Am I talking about Lost here? Not nearly.
When William Beckford’s History of the Caliph Vathek was first published in 1786 as a British take on Arabian fantasy, it featured all of these elements. There was little dispute over the book’s inclusion with other Gothic works because “orientalism” was already well-established in the genre. In fact, most of the early exemplars were set in Catholic Mediterranean countries where the presumed habit of ritual and the heat of emotion made a nice pretext for such lurid stories. Most of Ann Radcliffe’s works are set in Mediterranean France, and Lewis’ celebrated Monk played out in Spain. We may look to the Geneva of Frankenstein and the Transylvania of Dracula as stereotypical Gothic settings, but from a conventional standpoint, the gamut of Gothic motifs made a more dramatic leap to the Belgian Congo of Conrad’s Heart of Darkness, first published in 1904.
Magnetic antihero? Check.
Sense of oppressive evil? Check.
In fact Conrad’s masterwork satisfies traditional criteria for “Gothic” right down to a tacit but unsettling complicity in maintaining the social status quo. This is important because it illustrates a moment where the Gothic expanded and took on a broader thematic agenda. Thus, while Heart of Darkness is Gothic because it speaks of terror, sublimity, and the supernatural self, these Gothic motifs chosen for Heart of Darkness specifically because the novel is set at the boundaries of comfort: It was written by a European writing about the Belgian Congo.
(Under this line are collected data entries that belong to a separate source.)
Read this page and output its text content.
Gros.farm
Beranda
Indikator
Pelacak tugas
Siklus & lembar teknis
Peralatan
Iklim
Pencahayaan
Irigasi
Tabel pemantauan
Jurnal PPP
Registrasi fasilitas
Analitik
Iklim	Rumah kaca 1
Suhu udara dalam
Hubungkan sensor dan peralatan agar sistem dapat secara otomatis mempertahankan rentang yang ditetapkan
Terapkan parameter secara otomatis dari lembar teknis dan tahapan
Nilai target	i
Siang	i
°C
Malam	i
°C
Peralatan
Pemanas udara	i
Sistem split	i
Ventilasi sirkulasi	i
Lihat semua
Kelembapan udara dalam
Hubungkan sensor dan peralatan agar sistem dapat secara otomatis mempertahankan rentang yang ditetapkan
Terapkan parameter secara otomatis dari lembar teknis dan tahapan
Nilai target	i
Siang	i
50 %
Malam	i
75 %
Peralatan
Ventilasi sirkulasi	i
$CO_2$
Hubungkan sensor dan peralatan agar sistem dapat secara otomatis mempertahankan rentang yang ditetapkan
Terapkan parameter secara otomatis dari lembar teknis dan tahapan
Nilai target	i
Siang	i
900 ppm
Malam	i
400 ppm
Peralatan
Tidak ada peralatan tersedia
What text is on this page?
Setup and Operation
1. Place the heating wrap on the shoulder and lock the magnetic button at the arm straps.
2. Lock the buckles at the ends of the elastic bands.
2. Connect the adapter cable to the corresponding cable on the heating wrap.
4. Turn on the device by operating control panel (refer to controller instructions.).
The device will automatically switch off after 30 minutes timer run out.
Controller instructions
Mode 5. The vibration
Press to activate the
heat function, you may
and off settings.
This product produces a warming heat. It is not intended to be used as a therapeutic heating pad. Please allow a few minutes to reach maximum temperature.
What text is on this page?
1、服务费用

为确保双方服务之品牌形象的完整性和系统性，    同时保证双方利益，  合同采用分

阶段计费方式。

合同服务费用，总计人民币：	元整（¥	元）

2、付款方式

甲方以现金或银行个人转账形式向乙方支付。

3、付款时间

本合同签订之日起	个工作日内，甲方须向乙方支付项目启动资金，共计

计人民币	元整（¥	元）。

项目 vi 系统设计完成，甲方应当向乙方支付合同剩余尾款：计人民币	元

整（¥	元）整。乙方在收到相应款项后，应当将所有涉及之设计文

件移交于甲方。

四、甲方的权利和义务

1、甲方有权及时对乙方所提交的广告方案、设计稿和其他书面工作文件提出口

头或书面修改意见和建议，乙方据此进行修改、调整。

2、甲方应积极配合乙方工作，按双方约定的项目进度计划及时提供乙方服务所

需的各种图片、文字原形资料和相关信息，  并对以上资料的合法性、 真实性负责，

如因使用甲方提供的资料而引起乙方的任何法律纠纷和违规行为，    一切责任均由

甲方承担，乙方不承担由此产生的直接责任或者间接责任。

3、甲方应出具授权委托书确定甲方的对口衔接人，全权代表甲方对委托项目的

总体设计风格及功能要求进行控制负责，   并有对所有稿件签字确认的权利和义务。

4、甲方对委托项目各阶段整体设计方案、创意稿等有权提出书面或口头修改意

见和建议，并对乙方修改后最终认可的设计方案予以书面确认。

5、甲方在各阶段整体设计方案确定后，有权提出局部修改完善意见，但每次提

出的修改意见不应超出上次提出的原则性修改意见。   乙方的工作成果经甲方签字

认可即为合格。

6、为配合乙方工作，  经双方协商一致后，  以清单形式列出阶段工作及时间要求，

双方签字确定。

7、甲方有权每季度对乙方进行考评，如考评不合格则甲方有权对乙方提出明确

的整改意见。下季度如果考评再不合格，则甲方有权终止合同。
So what does all of this have to do with Lost?
For starters, we can explore Lost as a Gothic work of art because it meets all of the classic requirements, not by 21st century Goth standards, but in a much earlier, Victorian mold. More importantly, we should care because if Lost is both Gothic and critically acclaimed (it is), then it makes a persuasive argument that the Gothic is just as powerful (and complex) a storytelling mode today as it was a century ago when Conrad published Heart of Darkness, or two centuries ago, when Beckford published Vathek.